Лина Соле
Небоскреб
Глава 1. Терапия
Город, растворяющийся в бликах неоновых огней. Чуть прикрываю глаза и не вижу ничего кроме постоянно меняющихся ярких вспышек: синий, фиолетовый, красный, много белого и слабо различимый зеленый. Я всегда думал, что зеленый – очень заметный цвет, взять хотя бы сигнал светофора, особенно ночью, как сейчас. Но оказалось, что в какофонии других цветов он теряется, становится блеклым, а то и вовсе пропадает, сменяясь на неопознанный неоново-лимонно-желтый. Мы потеряли слишком много зеленого за последние десятилетия. Мегаполисы, мегаполисы. Они, словно жуки-короеды, словно мерзкие термиты, расползаются все глубже в леса, стирая все зеленое с лица земли. Плевать. Сейчас это не важно, сейчас есть только ночь и я. В проклятом мегаполисе.

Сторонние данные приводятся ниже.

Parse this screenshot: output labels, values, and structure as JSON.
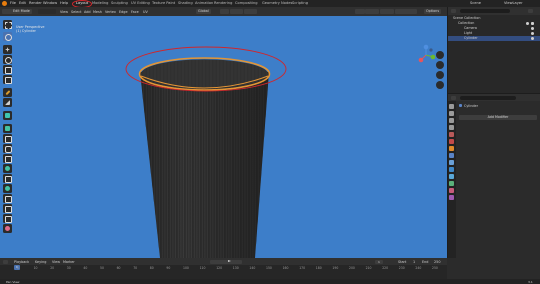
{
  "menu_bar": {
    "items": [
      "File",
      "Edit",
      "Render",
      "Window",
      "Help"
    ],
    "workspaces": [
      "Layout",
      "Modeling",
      "Sculpting",
      "UV Editing",
      "Texture Paint",
      "Shading",
      "Animation",
      "Rendering",
      "Compositing",
      "Geometry Nodes",
      "Scripting"
    ],
    "active_workspace": "Layout",
    "scene_label": "Scene",
    "view_layer_label": "ViewLayer"
  },
  "viewport_header": {
    "mode": "Edit Mode",
    "menus": [
      "View",
      "Select",
      "Add",
      "Mesh",
      "Vertex",
      "Edge",
      "Face",
      "UV"
    ],
    "orientation": "Global",
    "options_label": "Options"
  },
  "viewport": {
    "overlay_line1": "User Perspective",
    "overlay_line2": "(1) Cylinder",
    "background_color": "#3d7ec9"
  },
  "outliner": {
    "rows": [
      {
        "label": "Scene Collection",
        "selected": false
      },
      {
        "label": "Collection",
        "selected": false
      },
      {
        "label": "Camera",
        "selected": false
      },
      {
        "label": "Light",
        "selected": false
      },
      {
        "label": "Cylinder",
        "selected": true
      }
    ]
  },
  "properties": {
    "object_name": "Cylinder",
    "add_modifier_label": "Add Modifier"
  },
  "timeline": {
    "menus": [
      "Playback",
      "Keying",
      "View",
      "Marker"
    ],
    "start_label": "Start",
    "start_value": "1",
    "end_label": "End",
    "end_value": "250",
    "current_frame": "1",
    "ticks": [
      "0",
      "10",
      "20",
      "30",
      "40",
      "50",
      "60",
      "70",
      "80",
      "90",
      "100",
      "110",
      "120",
      "130",
      "140",
      "150",
      "160",
      "170",
      "180",
      "190",
      "200",
      "210",
      "220",
      "230",
      "240",
      "250"
    ]
  },
  "status_bar": {
    "left": "Pan View",
    "right": "3.1"
  }
}
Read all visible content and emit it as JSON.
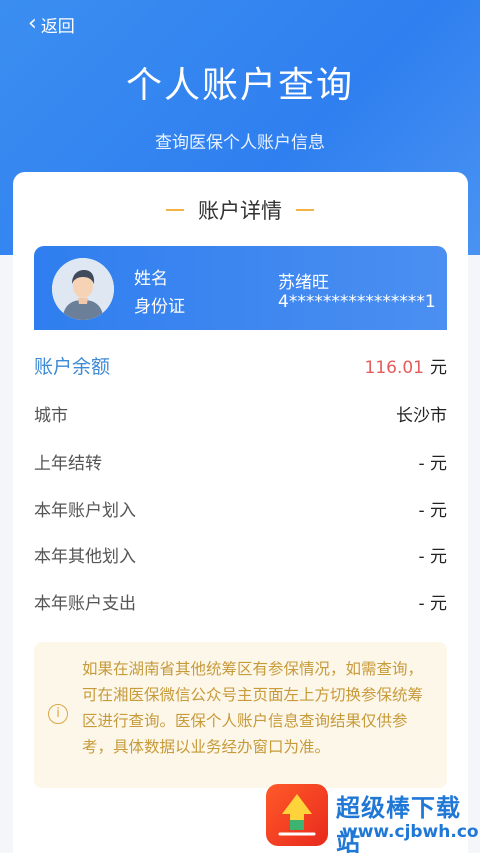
{
  "nav": {
    "back_label": "返回"
  },
  "header": {
    "title": "个人账户查询",
    "subtitle": "查询医保个人账户信息"
  },
  "section": {
    "title": "账户详情"
  },
  "user": {
    "name_label": "姓名",
    "name_value": "苏绪旺",
    "id_label": "身份证",
    "id_value": "4****************1"
  },
  "balance": {
    "label": "账户余额",
    "amount": "116.01",
    "unit": "元"
  },
  "rows": [
    {
      "label": "城市",
      "value": "长沙市"
    },
    {
      "label": "上年结转",
      "value": "- 元"
    },
    {
      "label": "本年账户划入",
      "value": "- 元"
    },
    {
      "label": "本年其他划入",
      "value": "- 元"
    },
    {
      "label": "本年账户支出",
      "value": "- 元"
    }
  ],
  "notice": {
    "icon": "info-icon",
    "text": "如果在湖南省其他统筹区有参保情况，如需查询，可在湘医保微信公众号主页面左上方切换参保统筹区进行查询。医保个人账户信息查询结果仅供参考，具体数据以业务经办窗口为准。"
  },
  "watermark": {
    "name": "超级棒下载站",
    "url": "www.cjbwh.com"
  },
  "colors": {
    "primary": "#2f7ff0",
    "accent": "#f3b443",
    "amount": "#e45d5d",
    "notice_bg": "#fdf7e9",
    "notice_text": "#c79a3a"
  }
}
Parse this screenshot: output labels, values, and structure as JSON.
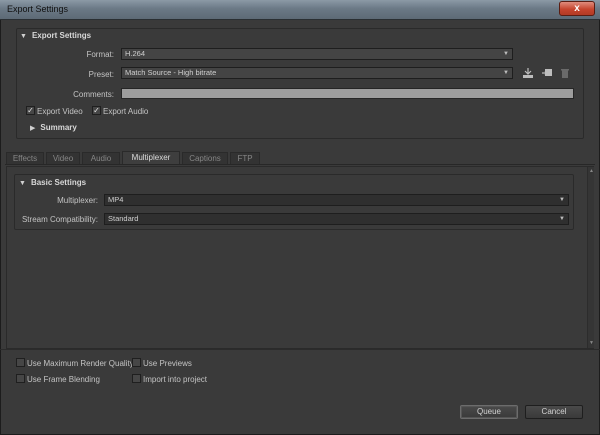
{
  "window": {
    "title": "Export Settings",
    "close_label": "x"
  },
  "export_settings": {
    "heading": "Export Settings",
    "format_label": "Format:",
    "format_value": "H.264",
    "preset_label": "Preset:",
    "preset_value": "Match Source - High bitrate",
    "comments_label": "Comments:",
    "comments_value": "",
    "export_video_label": "Export Video",
    "export_video_checked": true,
    "export_audio_label": "Export Audio",
    "export_audio_checked": true,
    "summary_label": "Summary",
    "icons": [
      "save-preset-icon",
      "import-preset-icon",
      "delete-preset-icon"
    ]
  },
  "tabs": [
    {
      "label": "Effects",
      "active": false
    },
    {
      "label": "Video",
      "active": false
    },
    {
      "label": "Audio",
      "active": false
    },
    {
      "label": "Multiplexer",
      "active": true
    },
    {
      "label": "Captions",
      "active": false
    },
    {
      "label": "FTP",
      "active": false
    }
  ],
  "basic_settings": {
    "heading": "Basic Settings",
    "multiplexer_label": "Multiplexer:",
    "multiplexer_value": "MP4",
    "stream_label": "Stream Compatibility:",
    "stream_value": "Standard"
  },
  "options": {
    "max_render_quality": "Use Maximum Render Quality",
    "use_previews": "Use Previews",
    "frame_blending": "Use Frame Blending",
    "import_into_project": "Import into project"
  },
  "buttons": {
    "queue": "Queue",
    "cancel": "Cancel"
  }
}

Мысли несутся в привычном направлении самоанализа, в то время как город словно теряется, исчезает для меня. Я не различаю ненавистных небоскребов, бесконечных дорог и эстакад, миллион зачем-то построенных и кому-то нужных магазинов, только огни заполоняют мое воображение: огни и мысли, мысли и огни. Я сижу на крыше высокого дома, с которым меня связывают самые тёмные воспоминания, но это мое место силы, мой шрам, который стал странно и горячо мной любимым.
У меня нет ключа от технического этажа этого дома, но все-таки я здесь. Как была здесь и она. Марта. Она оставила после себя слишком много вопросов, боли и разочарования. Просто шагнула вниз. Короткое «Люблю, не вини себя» десять лет назад заставило меня нестись через весь город, обгоняя неспешные парочки, возвращающиеся с первого свидания, и шумные компании, дружно направляющиеся в клубы. Я бежал так быстро, как никогда, и в ужасе думал: «А куда я бегу? Квартира Марты в другой стороне, какого черта я бегу в центр?» Но спустя двадцать минут я стоял напротив небоскреба, не в силах перейти дорогу. Меня трясла крупная дрожь, от того, что я видел, а вдалеке был слышен вой сирены, заглушавший мой собственный крик. Картинка, которая останется со мной до последнего вздоха.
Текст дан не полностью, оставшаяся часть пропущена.